Hypothetical Framing of Peptide Dosages as Legal Disclaimer
The speaker repeatedly uses the qualifier 'hypothetically' when stating peptide dosages (SS-31 at 2 mg/day, MOTS-c at 1 mg/day, Cax at 400 mcg/day), framing the recommendations as hypothetical for a 'kangaroo' rather than direct human prescriptions. This appears to be a legal disclaimer strategy. The dosages are nonetheless presented with specificity and clinical intent within the context of a burnout recovery protocol.
Cax Dopaminergic Recovery Timeline: Expected Response at Two Weeks
The speaker provides a specific expected timeline for Cax's effect on dopaminergic system recovery, stating that the 'choice gap' — the ability to pause between stimulus and response indicating restored prefrontal cortex and dopamine function — should return within approximately two weeks on the protocol. If the patient is still reactive and running on fumes at two weeks, the speaker suggests the protocol needs tweaking. This is framed as a subjective but clinically meaningful biomarker of neurochemical recovery.
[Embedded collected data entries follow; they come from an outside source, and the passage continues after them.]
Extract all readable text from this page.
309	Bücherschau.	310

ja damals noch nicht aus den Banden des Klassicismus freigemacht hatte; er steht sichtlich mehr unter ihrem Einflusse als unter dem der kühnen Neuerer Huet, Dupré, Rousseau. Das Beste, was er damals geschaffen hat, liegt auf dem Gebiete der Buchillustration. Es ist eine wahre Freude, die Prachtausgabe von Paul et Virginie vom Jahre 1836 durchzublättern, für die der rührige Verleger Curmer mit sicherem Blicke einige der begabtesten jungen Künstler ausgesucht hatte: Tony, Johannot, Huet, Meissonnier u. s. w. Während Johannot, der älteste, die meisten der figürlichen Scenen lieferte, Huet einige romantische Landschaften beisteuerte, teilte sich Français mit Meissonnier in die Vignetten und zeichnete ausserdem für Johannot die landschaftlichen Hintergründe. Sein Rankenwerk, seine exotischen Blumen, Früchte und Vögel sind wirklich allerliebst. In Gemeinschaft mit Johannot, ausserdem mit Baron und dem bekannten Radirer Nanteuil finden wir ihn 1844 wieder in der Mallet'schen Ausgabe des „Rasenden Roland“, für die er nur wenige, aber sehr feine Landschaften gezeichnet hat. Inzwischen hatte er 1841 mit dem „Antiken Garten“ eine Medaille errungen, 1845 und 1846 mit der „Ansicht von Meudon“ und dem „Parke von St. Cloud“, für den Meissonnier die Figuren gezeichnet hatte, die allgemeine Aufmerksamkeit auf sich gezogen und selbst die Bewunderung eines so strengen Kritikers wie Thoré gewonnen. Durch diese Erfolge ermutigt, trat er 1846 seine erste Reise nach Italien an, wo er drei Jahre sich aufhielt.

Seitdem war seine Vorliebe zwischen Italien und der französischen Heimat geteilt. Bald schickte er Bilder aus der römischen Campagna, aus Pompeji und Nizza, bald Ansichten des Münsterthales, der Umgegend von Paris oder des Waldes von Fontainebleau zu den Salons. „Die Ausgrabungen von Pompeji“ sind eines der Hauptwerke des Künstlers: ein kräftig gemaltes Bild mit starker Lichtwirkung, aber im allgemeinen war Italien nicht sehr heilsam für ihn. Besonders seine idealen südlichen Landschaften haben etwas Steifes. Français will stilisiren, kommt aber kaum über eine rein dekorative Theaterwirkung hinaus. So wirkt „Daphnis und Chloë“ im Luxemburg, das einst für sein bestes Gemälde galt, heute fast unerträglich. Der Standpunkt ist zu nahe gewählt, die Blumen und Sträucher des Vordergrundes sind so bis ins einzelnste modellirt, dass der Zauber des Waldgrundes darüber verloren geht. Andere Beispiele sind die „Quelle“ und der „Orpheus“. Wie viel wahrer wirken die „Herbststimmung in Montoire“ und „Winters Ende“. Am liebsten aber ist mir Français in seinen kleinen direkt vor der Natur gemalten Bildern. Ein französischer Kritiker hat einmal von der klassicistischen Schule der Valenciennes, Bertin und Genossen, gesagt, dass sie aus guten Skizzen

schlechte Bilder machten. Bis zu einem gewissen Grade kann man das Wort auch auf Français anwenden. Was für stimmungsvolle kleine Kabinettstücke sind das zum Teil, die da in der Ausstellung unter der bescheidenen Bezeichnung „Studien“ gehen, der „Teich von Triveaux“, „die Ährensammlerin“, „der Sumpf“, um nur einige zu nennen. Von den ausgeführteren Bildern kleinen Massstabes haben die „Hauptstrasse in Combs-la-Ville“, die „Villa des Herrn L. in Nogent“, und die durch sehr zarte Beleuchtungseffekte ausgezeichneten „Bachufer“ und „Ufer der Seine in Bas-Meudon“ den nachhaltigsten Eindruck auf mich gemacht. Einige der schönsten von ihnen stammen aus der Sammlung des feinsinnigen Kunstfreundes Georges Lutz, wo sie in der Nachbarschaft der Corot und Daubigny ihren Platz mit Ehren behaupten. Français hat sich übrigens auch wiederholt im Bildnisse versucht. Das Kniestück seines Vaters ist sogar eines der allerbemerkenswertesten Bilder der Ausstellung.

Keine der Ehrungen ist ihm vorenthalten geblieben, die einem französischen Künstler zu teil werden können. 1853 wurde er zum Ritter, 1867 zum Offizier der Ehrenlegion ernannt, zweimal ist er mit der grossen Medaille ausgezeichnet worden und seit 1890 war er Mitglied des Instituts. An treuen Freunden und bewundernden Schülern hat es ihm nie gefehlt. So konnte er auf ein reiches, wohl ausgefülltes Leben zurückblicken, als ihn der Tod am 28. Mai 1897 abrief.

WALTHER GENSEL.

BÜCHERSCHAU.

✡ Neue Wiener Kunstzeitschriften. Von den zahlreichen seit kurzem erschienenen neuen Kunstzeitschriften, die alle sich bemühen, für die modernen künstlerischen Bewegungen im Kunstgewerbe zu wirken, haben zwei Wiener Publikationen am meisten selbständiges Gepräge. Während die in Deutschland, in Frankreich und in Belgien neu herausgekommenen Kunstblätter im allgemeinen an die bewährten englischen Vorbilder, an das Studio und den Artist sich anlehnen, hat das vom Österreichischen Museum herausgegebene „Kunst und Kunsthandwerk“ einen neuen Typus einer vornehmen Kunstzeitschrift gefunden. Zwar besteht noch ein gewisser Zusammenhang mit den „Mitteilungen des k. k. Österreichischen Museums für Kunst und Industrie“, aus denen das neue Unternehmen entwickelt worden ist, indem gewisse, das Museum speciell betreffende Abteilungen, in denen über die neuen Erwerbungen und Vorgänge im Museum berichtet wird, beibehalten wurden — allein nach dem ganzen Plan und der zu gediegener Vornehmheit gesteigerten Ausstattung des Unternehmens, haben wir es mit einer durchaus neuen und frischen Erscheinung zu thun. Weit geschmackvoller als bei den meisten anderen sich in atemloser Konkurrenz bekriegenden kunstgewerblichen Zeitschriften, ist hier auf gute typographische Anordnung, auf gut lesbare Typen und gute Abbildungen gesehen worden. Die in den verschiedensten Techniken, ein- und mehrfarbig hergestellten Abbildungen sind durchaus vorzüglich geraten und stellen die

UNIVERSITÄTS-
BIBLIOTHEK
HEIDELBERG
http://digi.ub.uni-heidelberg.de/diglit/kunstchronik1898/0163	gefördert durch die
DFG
Peptide Stack Overloading Warning: Metabolic Chaos from Excessive Compound Stacking
The speaker issues a direct warning against stacking too many compounds simultaneously, including peptides, citing the example of patients taking 14+ supplements including 'a whole bunch of peptides.' He argues this creates metabolic chaos, overloads the liver and kidneys, and adds additional processing burden to already-failing mitochondria. The warning is framed as a safety and efficacy concern: more compounds do not equal more optimization and can actively worsen the underlying mitochondrial failure being treated.
Full Burnout Recovery Stack: SS-31, MOTS-c, NAD+, CoQ10, PQQ, L-Tyrosine, Cax, Magnesium Bisglycinate, L-Theanine
The speaker presents a comprehensive multi-compound protocol targeting each biochemical mechanism of burnout: SS-31 (2 mg/day) and MOTS-c (1 mg/day) for mitochondrial repair; NAD+ (50 mg/day) for electron transport and DNA repair enzyme activation; CoQ10 (200 mg/day) and PQQ (20 mg/day) for electron carrier substrate and biogenesis signaling; L-Tyrosine (3 g/day) as dopamine/norepinephrine precursor; Cax (400 mcg/day morning) for BDNF-mediated dopaminergic recovery; Magnesium Bisglycinate (500 mg before bed) as NMDA antagonist; and L-Theanine (200 mg before bed) for GABA promotion and glutamate excitotoxicity reduction. The speaker states this protocol takes 20–30 days.
Cax Distinguished from Stimulants: Mechanism of Action Safety Clarification
The speaker makes a specific safety and mechanistic distinction that 'Cax' does not act as a dopamine releaser or amphetamine-like stimulant, contrasting it with Adderall, Ritalin, and energy drinks that force dopamine output and deplete reserves. This is framed as a critical differentiator for burned-out patients whose dopamine synthesis enzymes and BH4 cofactors are already depleted. Using a stimulant in this state worsens the underlying biochemical deficit, whereas Cax works through a restorative BDNF pathway.
Cax (Semax or Similar Nootropic Peptide) for Dopaminergic System Recovery via BDNF
The speaker recommends a compound referred to as 'Cax,' clarifying it is not a dopamine releaser or amphetamine and does not force output. It is described as working through BDNF (Brain-Derived Neurotrophic Factor) signaling to grow new neuronal connections and recover the dopaminergic system. A dosage of 400 micrograms every day in the morning is specified. The speaker emphasizes it restores dopamine system integrity without forcing depletion of existing stores.